Para concluir, volvamos al tema de la verdad. No tenemos la verdad en nuestros bolsillos y el historiador no tiene la verdad. Pero no hay duda de que esto no debe autorizarnos a pensar que lo que hace el historiador es una fábula, una narración o un relato o es una mera opinión. Su "verdad" es el resultado de un proceso interpretativo que se basa en un trabajo de investigación similar, desde un punto de vista epistemológico, al de un científico experimental, con la diferencia de que los historiadores trabajan con un material constituido por acontecimientos que no pueden reproducirse en un laboratorio: las causas de la Primera Guerra Mundial ciertamente no pueden examinarse con una operación experimental. Pero dentro de esta investigación que no pretende identificar "leyes" y que no puede ir más allá de los límites de la unicidad de cada hecho histórico, los esfuerzos científicos de los historiadores no son irrelevantes porque el proceso de aumento del conocimiento del pasado en los últimos cien años ha sido notable. No hemos llegado a la verdad, pero tenemos más conocimientos y nuestro pasado es menos misterioso.

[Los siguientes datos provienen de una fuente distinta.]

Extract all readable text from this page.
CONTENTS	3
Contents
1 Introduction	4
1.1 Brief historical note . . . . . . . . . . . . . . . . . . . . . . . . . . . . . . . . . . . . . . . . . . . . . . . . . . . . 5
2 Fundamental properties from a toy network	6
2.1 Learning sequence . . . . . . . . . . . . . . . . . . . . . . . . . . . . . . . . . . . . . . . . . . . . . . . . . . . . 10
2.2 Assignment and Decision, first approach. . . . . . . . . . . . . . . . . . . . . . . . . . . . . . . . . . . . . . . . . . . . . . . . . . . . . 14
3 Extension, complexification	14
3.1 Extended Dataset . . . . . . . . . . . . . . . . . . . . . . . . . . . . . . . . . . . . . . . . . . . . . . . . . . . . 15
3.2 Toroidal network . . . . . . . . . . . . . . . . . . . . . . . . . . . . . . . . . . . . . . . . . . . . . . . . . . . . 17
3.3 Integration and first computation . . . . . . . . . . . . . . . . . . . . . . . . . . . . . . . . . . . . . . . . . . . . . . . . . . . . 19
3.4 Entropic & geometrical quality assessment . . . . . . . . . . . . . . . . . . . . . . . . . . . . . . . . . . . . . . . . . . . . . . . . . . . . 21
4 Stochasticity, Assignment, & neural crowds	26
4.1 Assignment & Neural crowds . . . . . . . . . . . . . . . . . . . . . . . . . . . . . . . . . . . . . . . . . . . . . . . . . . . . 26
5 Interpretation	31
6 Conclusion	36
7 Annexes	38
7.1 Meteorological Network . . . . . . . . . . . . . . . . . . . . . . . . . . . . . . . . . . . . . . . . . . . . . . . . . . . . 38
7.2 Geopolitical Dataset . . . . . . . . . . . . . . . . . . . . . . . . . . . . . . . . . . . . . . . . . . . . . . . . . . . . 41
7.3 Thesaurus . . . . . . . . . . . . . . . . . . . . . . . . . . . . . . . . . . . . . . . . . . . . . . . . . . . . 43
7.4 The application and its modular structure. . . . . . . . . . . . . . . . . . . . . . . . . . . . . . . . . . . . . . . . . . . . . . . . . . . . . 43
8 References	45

Precisamente por eso la historia no puede emitir sentencias, no puede juzgar como si fuera un tribunal, porque el historiador al final de un proceso interpretativo que tiene muchas características "circunstanciales" similares a aquellas sobre las que trabaja el magistrado, no está llamado a decir quién es culpable y quién no y no tiene por qué imponer penas. El historiador debe, en cambio, tratar de comprender y explicar, en la medida de lo posible, por qué los actores históricos tomaron determinadas decisiones y por qué los acontecimientos siguieron una secuencia determinada. Esto no significa que el trabajo del historiador esté libre de juicios de valor o de puntos de observación elegidos en función de opciones éticas. Cuando imparto un curso sobre el fascismo o la Resistencia, mis alumnos saben muy bien que soy antifascista y que no tengo ninguna complicidad ni simpatía hacia el totalitarismo; Sin embargo, esperan que mi tarea siga siendo la de comprender y hacer comprender lo que ocurrió, no la de definir de qué crímenes fueron culpables el fascismo o el ocupante alemán. Desde este punto de vista, la profesión del historiador, compleja y fascinante, tiene una función civil: proporciona herramientas que tienen el poder de proyectar el conocimiento del pasado hacia el futuro. Necesitamos transformar esa cesta cargada sobre nuestros hombros en una linterna de Diógenes que permita a una sociedad avanzar conscientemente hacia el futuro.